Pensions Dashboards Programme (PDP) blog on updated reporting standards
The PDP’s reporting standards blog confirms that updated draft reporting standards have been published. These standards cover the requirements for generating and recording operational information and reporting it to the Money and Pensions Service (MaPS).
The latest version follows the updated standards that were issued on 20 November 2024. Following further consultation, additional changes have been made including a new 2-phase approach for reporting meaning although pension providers and schemes must keep records from April 2025, the routine submission of data to MaPS will apply later. Details of all the updates and corrections made can be found in a changelog.
The final standards should be available during Q1 2025 – material changes are not expected to be made.
Pension fund clearing exemption time limit to be removed
HM Treasury’s response to its November 2023 call for evidence confirms that the Government will introduce legislation so that the current 18 June 2025 exemption for pension funds having to clear certain derivative contracts does not expire and to remove any further exemption time limits.
The responses highlighted that mandatory clearing would require schemes to increase cash holdings, thereby restricting investment in higher growth assets, taking away the exemption could worsen market stress events and there are core differences in market structure between the UK and other jurisdictions that do not have an exemption.
The policy will be subject to review so it may change in response to market changes or government reform.
Torsten Bell replaces Emma Reynolds as Pensions Minister
Torsten Bell MP has replaced Emma Reynolds MP as the joint Treasury and DWP Minister as from 14 January 2025. Ms Reynolds has become Economic Secretary to the Treasury.
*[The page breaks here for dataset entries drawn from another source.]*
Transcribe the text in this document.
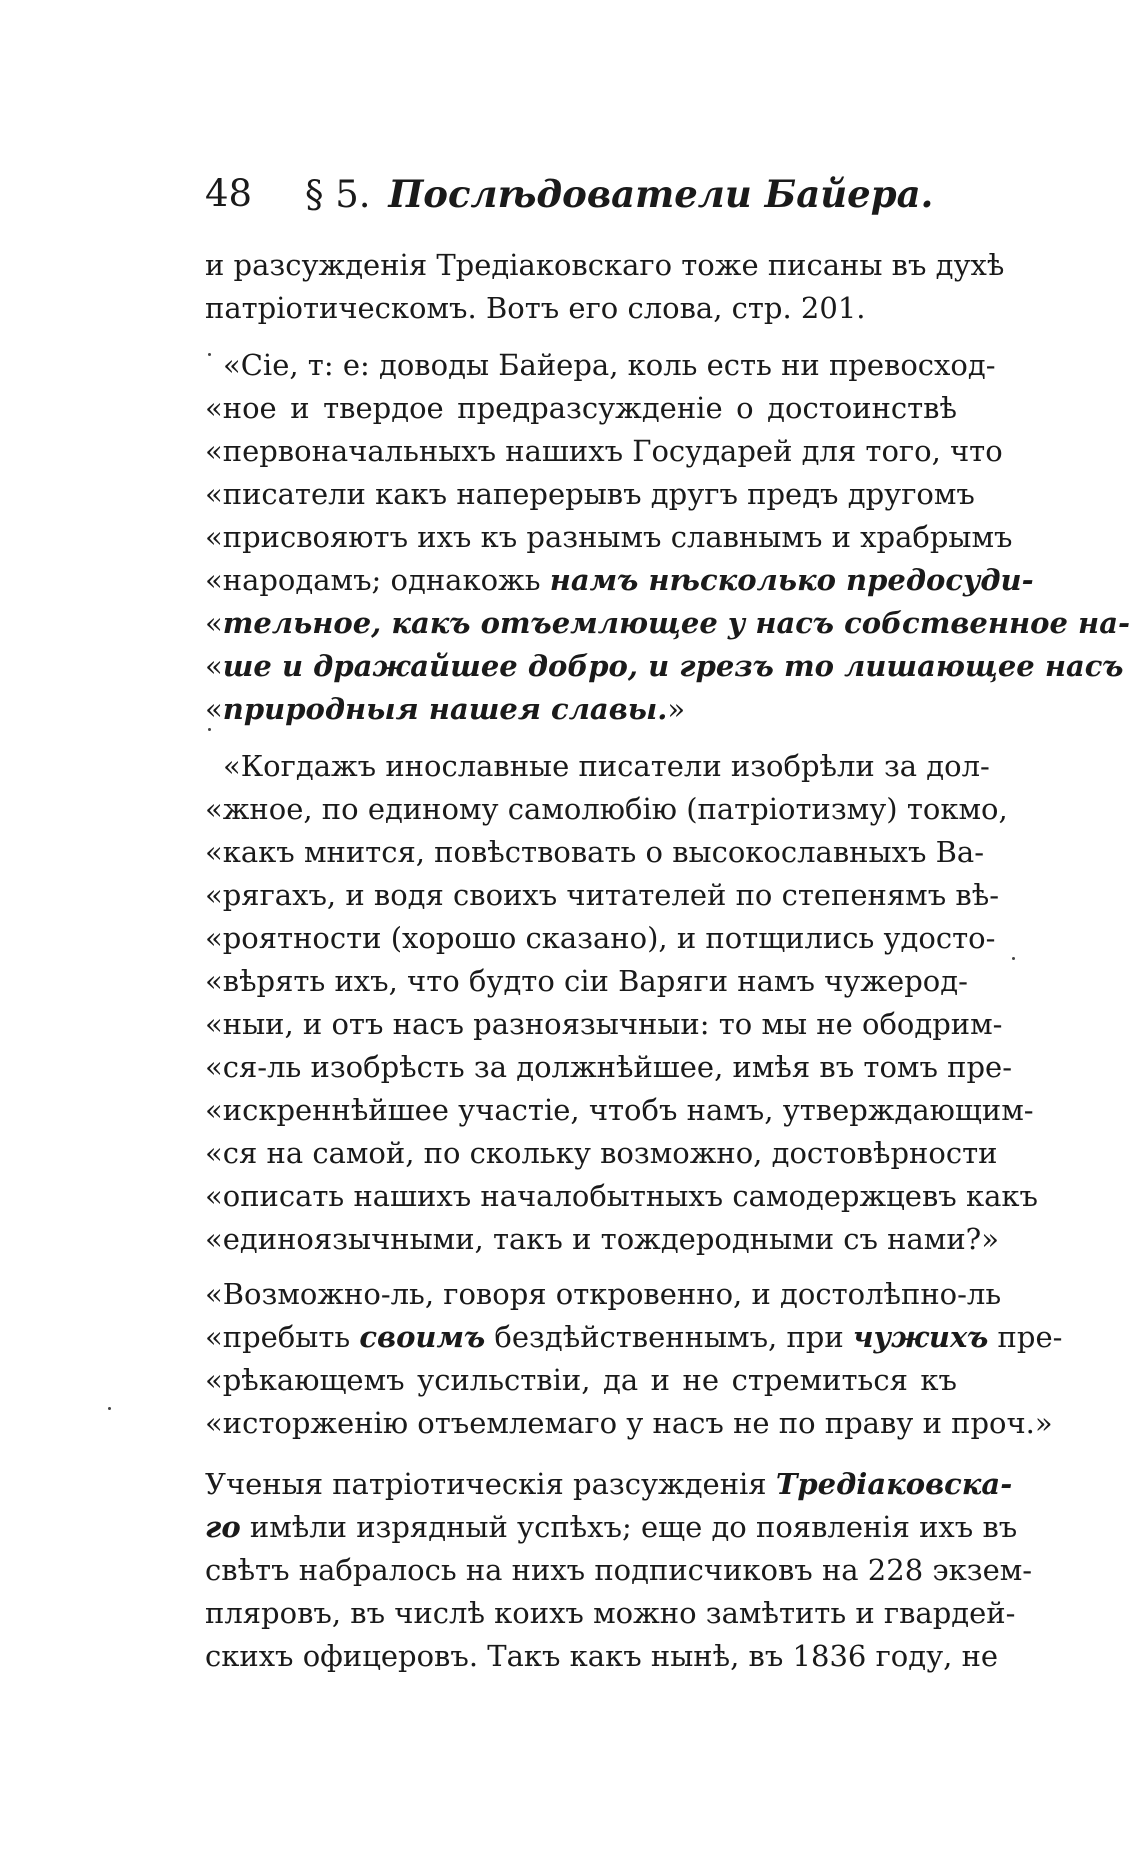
48 § 5. Послѣдователи Байера.
и разсужденія Тредіаковскаго тоже писаны въ духѣ
патріотическомъ. Вотъ его слова, стр. 201.
«Сіе, т: е: доводы Байера, коль есть ни превосход-
«ное и твердое предразсужденіе о достоинствѣ
«первоначальныхъ нашихъ Государей для того, что
«писатели какъ наперерывъ другъ предъ другомъ
«присвояютъ ихъ къ разнымъ славнымъ и храбрымъ
«народамъ; однакожь намъ нѣсколько предосуди-
«тельное, какъ отъемлющее у насъ собственное на-
«ше и дражайшее добро, и грезъ то лишающее насъ
«природныя нашея славы.»
«Когдажъ инославные писатели изобрѣли за дол-
«жное, по единому самолюбію (патріотизму) токмо,
«какъ мнится, повѣствовать о высокославныхъ Ва-
«рягахъ, и водя своихъ читателей по степенямъ вѣ-
«роятности (хорошо сказано), и потщились удосто-
«вѣрять ихъ, что будто сіи Варяги намъ чужерод-
«ныи, и отъ насъ разноязычныи: то мы не ободрим-
«ся-ль изобрѣсть за должнѣйшее, имѣя въ томъ пре-
«искреннѣйшее участіе, чтобъ намъ, утверждающим-
«ся на самой, по скольку возможно, достовѣрности
«описать нашихъ началобытныхъ самодержцевъ какъ
«единоязычными, такъ и тождеродными съ нами?»
«Возможно-ль, говоря откровенно, и достолѣпно-ль
«пребыть своимъ бездѣйственнымъ, при чужихъ пре-
«рѣкающемъ усильствіи, да и не стремиться къ
«исторженію отъемлемаго у насъ не по праву и проч.»
Ученыя патріотическія разсужденія Тредіаковска-
го имѣли изрядный успѣхъ; еще до появленія ихъ въ
свѣтъ набралось на нихъ подписчиковъ на 228 экзем-
пляровъ, въ числѣ коихъ можно замѣтить и гвардей-
скихъ офицеровъ. Такъ какъ нынѣ, въ 1836 году, не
Auto-enrolment earnings trigger and qualifying earnings bands to stay the same for 2025/26
The Government has confirmed that the earnings trigger that determines eligibility for being automatically enrolled into a qualifying pension arrangement for 2025-2026 will stay at £10,000, representing a real terms decrease in the value of the trigger and the lower and upper earnings limits for the qualifying earnings band will also remain unchanged at £6,240 and £50,270 respectively.
These limits have remained the same for some time now, but we still await confirmation as to the Government’s plans for extending the auto-enrolment regime. The Pensions (Extension of Automatic Enrolment) Act 2023 provides regulation making powers to reduce the age at which workers would be automatically enrolled and abolish the lower earnings limit for contributions, but these regulations have not yet been introduced.